Spencer’s eyes darted back and forth. “I special-ordered shoes for prom at Saks.” She peered down the corridor at Iris, who was now posing in front of a three-way mirror. “Has she told you anything yet?”

“Not since you last asked,” Emily grumbled. “We’ve been too busy.”

“Doing what?”

Emily gazed at a perfume ad across the aisle. The girl in the picture looked a little like Jordan, which made her heart ache. “Well, after I signed her out of The Preserve and before I met you at the panic room, Iris made me go to the city so she could make out with a Ben Franklin impersonator. And then, this morning, I had to drive her to her old school. Iris wanted to climb a rope in the playground and ring a brass bell at the top.” She’d looked like a spider on that rope, all spindly arms and legs, the jeans Emily lent her held up by a child-sized belt.
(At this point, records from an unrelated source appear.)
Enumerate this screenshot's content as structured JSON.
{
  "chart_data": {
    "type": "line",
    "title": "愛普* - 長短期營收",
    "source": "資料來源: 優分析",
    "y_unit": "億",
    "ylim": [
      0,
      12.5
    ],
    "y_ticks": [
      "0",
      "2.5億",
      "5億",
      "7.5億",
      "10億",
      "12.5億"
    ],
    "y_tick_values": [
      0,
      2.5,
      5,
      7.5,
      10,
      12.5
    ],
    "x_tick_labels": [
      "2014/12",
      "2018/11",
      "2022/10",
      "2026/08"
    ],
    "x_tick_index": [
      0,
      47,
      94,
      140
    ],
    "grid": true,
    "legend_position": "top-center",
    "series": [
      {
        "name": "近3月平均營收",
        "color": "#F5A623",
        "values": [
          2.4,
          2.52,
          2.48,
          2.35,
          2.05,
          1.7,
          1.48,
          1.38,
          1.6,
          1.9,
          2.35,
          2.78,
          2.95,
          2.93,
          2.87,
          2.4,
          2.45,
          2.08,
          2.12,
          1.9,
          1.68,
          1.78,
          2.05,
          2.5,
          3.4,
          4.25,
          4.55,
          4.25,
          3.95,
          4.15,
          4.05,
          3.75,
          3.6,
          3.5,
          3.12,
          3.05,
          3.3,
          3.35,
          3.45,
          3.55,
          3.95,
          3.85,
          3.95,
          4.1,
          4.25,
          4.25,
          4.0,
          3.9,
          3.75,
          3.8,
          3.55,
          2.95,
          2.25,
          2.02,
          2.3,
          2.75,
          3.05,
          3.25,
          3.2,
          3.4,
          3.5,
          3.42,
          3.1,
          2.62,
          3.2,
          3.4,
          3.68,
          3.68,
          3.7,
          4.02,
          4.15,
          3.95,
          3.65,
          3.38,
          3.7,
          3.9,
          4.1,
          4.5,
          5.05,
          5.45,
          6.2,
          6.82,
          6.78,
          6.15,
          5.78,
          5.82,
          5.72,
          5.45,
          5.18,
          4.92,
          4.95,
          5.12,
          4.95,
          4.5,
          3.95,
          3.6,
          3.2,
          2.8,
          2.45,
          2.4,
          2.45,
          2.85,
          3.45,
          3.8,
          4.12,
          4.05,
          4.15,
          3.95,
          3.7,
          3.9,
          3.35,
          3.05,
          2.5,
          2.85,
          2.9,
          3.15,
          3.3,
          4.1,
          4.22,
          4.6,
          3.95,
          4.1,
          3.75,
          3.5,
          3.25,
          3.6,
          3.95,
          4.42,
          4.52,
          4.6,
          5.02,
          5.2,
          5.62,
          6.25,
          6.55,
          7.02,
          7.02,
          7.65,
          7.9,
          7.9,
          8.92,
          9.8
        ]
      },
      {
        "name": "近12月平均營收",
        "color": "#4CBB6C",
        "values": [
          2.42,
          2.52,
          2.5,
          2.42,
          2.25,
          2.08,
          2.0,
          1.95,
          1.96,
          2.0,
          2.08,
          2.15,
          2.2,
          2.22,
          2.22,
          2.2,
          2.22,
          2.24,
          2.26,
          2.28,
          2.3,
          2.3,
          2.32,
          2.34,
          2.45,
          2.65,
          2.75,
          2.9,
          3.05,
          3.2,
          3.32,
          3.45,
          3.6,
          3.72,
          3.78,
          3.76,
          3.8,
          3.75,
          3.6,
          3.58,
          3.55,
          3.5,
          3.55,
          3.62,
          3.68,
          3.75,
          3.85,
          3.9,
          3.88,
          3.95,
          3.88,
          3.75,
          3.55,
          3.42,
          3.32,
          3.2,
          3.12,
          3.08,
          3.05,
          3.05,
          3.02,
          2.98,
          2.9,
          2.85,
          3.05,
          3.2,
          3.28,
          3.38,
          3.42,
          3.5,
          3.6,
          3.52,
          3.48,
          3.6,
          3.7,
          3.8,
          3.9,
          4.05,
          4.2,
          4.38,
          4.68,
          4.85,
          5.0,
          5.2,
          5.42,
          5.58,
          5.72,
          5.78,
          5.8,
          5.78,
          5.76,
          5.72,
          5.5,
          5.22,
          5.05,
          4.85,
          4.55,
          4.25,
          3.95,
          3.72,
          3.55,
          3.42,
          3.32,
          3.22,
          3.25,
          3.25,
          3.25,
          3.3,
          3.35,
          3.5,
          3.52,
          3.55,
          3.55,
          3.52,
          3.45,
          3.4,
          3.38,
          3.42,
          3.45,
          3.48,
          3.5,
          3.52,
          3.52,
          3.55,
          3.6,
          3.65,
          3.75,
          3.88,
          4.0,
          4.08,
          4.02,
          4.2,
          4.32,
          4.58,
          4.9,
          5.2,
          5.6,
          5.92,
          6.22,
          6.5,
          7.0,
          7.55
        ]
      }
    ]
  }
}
“It turns out high school kids hide pot up that pole,” Emily went on. “Iris came down with a huge bag. So now I’ve got an escaped mental patient and pot at my house. My parents will freak if they find out.”

As soon as she said it, she realized how ridiculous it sounded. Her parents would freak even more if they found out Emily was keeping the secret that Aria had stolen a priceless painting. And helped shove a girl off a roof. And everything else.

Spencer shifted her weight. “So she’s told you nothing about Ali?”

Emily looked around for Iris, finally spotting her blond head by a rack of miniskirts. “I’m working on it.” She’d asked Iris for an Ali tidbit last night, but Iris had said that Emily hadn’t done anything to really deserve information yet—she would have to prove herself. When Emily asked Iris what, specifically, she had to do to receive a blessed piece of information, Iris had tossed her hair, shrugged, and said, “I’ll know it when I see it.”